Germline Variant Calling

SNV calling for B-allele Frequency (BAF) generation

Germline haplotype calls were performed following the GATK Joint Genotyping Workflow, except the workflow was run on an individual sample basis. Using only SNPs, we applied the GATK generic hard filter suggestions to the VCF, with an additional requirement of 10 reads minimum depth per SNP. This filtered VCF was used as input to ControlFreeC and CNVKit (below) for generation of BAF files. GATK v4.0.12.0 was used for all steps except VariantFiltration, which used 3.8.0 because as of GATK 4.0.12.0, this tool was beta and known to be unreliable for this purpose. This single-sample workflow can be found in the Kids First GitHub repository.

Somatic Mutation Calling

SNV and INDEL calling

We used four variant callers to call SNVs and INDELS from targeted DNA panel, WXS, and WGS data: Strelka2, Mutect2, Lancet, and VarDict. The input interval BED files for both panel and WXS data provided by the manufacturers were padded by 100 bp on each side during all variant calling algorithm runs. For WGS calling, we utilized the non-padded BROAD Institute interval calling list wgs_calling_regions.hg38.interval_list, comprised of the full genome minus N bases, unless otherwise noted below. Strelka2 [13] v2.9.3 was run using default parameters for canonical chromosomes (chr1-22, X,Y,M), as recommended by the authors. The final Strelka2 VCF was filtered for PASS variants. Mutect2 from GATK v4.1.1.0 was run following Broad best practices outlined from their Workflow Description Language (WDL) [14]. The final Mutect2 VCF was filtered for PASS variants. To manage memory issues, VarDictJava [15] v1.58 [16] was run using 20Kb interval chunks of the input BED, padded by 100 bp on each side, such that if an INDEL occurred in between intervals, it would be captured. Parameters and filtering followed BCBIO standards except that variants with a variant allele frequency (VAF) >= 0.05 (instead of >= 0.10) were retained. The 0.05 VAF increased the true positive rate for INDELs and decreased the false positive rate for SNVs when using VarDict in consensus calling. The final VCF was filtered for PASS variants with TYPE=StronglySomatic. Lancet [17] v1.0.7 [18] was run using default parameters, unless noted below. For input intervals to Lancet, a reference BED was created by using only the UTR, exome, and start/stop codon features of the GENCODE 31 reference, augmented as recommended with PASS variant calls from Strelka2 and Mutect2 [19]. These intervals were then padded by 300 bp on each side during Lancet variant calling. Per recommendations by the New York Genome Center [19], the Lancet input intervals described above were augmented with PASS variant calls from Strelka2 and Mutect2 as validation.

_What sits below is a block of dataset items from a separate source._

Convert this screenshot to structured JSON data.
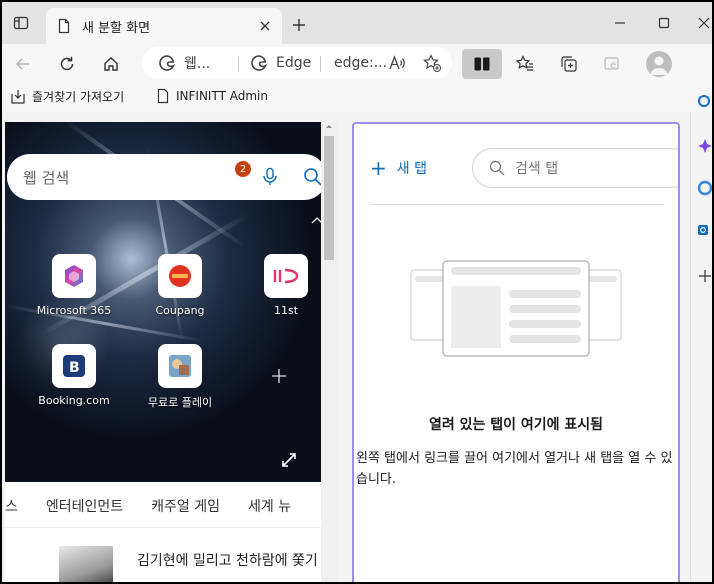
{
  "tab": {
    "title": "새 분할 화면"
  },
  "address": {
    "seg1_label": "웹...",
    "seg2_label": "Edge",
    "seg3_label": "edge:...",
    "read_aloud": "Ă"
  },
  "bookmarks": [
    {
      "label": "즐겨찾기 가져오기"
    },
    {
      "label": "INFINITT Admin"
    }
  ],
  "left_pane": {
    "search_placeholder": "웹 검색",
    "notification_count": "2",
    "tiles": [
      {
        "name": "Microsoft 365"
      },
      {
        "name": "Coupang"
      },
      {
        "name": "11st"
      },
      {
        "name": "Booking.com"
      },
      {
        "name": "무료로 플레이"
      }
    ],
    "categories": [
      "스",
      "엔터테인먼트",
      "캐주얼 게임",
      "세계 뉴"
    ],
    "news_headline": "김기현에 밀리고 천하람에 쫓기"
  },
  "right_pane": {
    "new_tab_label": "새 탭",
    "search_placeholder": "검색 탭",
    "heading": "열려 있는 탭이 여기에 표시됨",
    "body": "왼쪽 탭에서 링크를 끌어 여기에서 열거나 새 탭을 열 수 있습니다."
  },
  "colors": {
    "accent": "#0f6cbd",
    "pane_border": "#9b8ef0",
    "badge": "#c2410c"
  }
}
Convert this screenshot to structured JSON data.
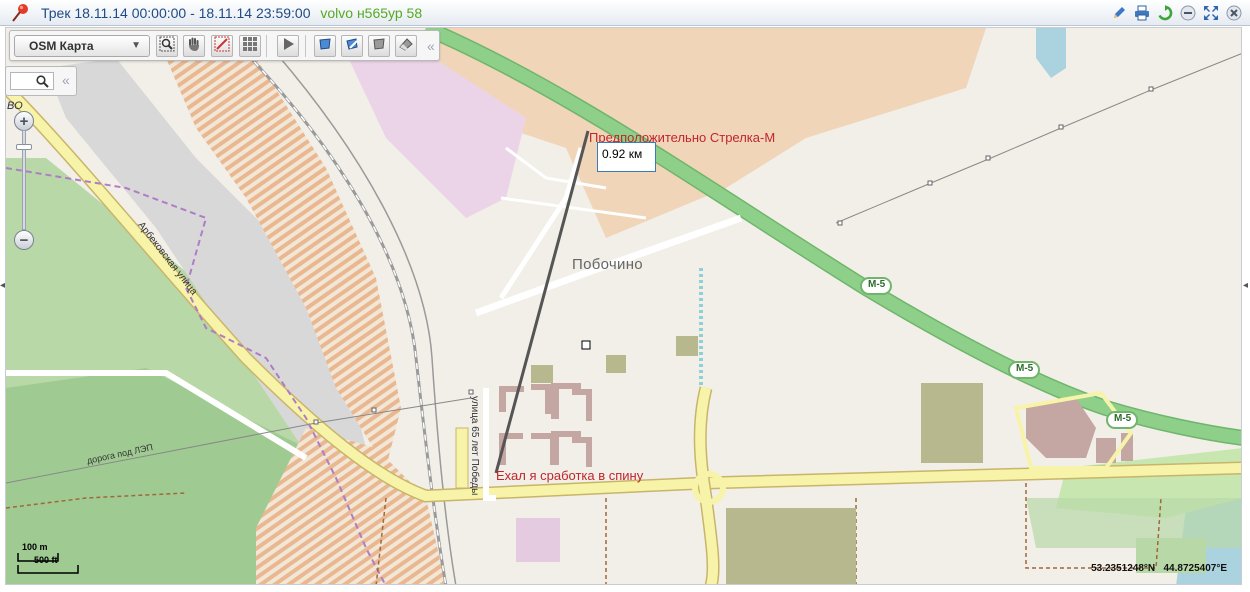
{
  "window": {
    "title": "Трек 18.11.14 00:00:00 - 18.11.14 23:59:00",
    "vehicle": "volvo н565ур 58"
  },
  "toolbar": {
    "layer_select": "OSM Карта"
  },
  "map": {
    "place_village": "Побочино",
    "street_arbekovskaya": "Арбековская улица",
    "street_65let": "улица 65 лет Победы",
    "road_lep": "дорога под ЛЭП",
    "highway_label": "М-5",
    "edge_fragment": "ВО",
    "annotation_top": "Предположительно Стрелка-М",
    "annotation_bottom": "Ехал я сработка в спину",
    "distance": "0.92 км",
    "scale_metric": "100 m",
    "scale_imperial": "500 ft",
    "latitude": "53.2351248°N",
    "longitude": "44.8725407°E"
  },
  "colors": {
    "title_text": "#1f4a86",
    "vehicle_text": "#55aa22",
    "highway_green": "#8ed08a",
    "annotation_red": "#c0262c",
    "track_line": "#555555"
  }
}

VCF annotation and MAF creation

We filtered outputs from both callers on the “PASS” filter, and annotated using The ENSEMBL Variant Effect Predictor [20], reference release 93, and created MAFs using MSKCC’s vcf2maf [21] v1.6.17.

Consensus SNV Calling

Our SNV calling process led to separate sets of predicted mutations for each caller. We considered mutations to describe the same change if they were identical for the following MAF fields: Chromosome, Start_Position, Reference_Allele, Allele, and Tumor_Sample_Barcode. Strelka2 does not call multinucleotide variants (MNV), but instead calls each component SNV as a separate mutation, so we separated MNV calls from Mutect2 and Lancet into consecutive SNVs before comparing them with Strelka2. We examined the variant allele frequencies produced by each caller and compared their overlap with each other [22]. VarDict calls included many variants that were not identified by other callers [23], while the other callers produced results that were relatively consistent with one another. Many of these VarDict-specific calls were variants with low allele frequency [24]. We termed mutations shared among the other three callers (Strelka2, Mutect2, and Lancet) to be consensus mutation calls and dropped VarDict due to concerns about it calling a large number of false positives. In practice, because our filtered set was based on the intersection of these three sets and because VarDict called nearly every mutation from the other three callers plus many that were unique to it, the decision to not consider VarDict calls has little impact on the results.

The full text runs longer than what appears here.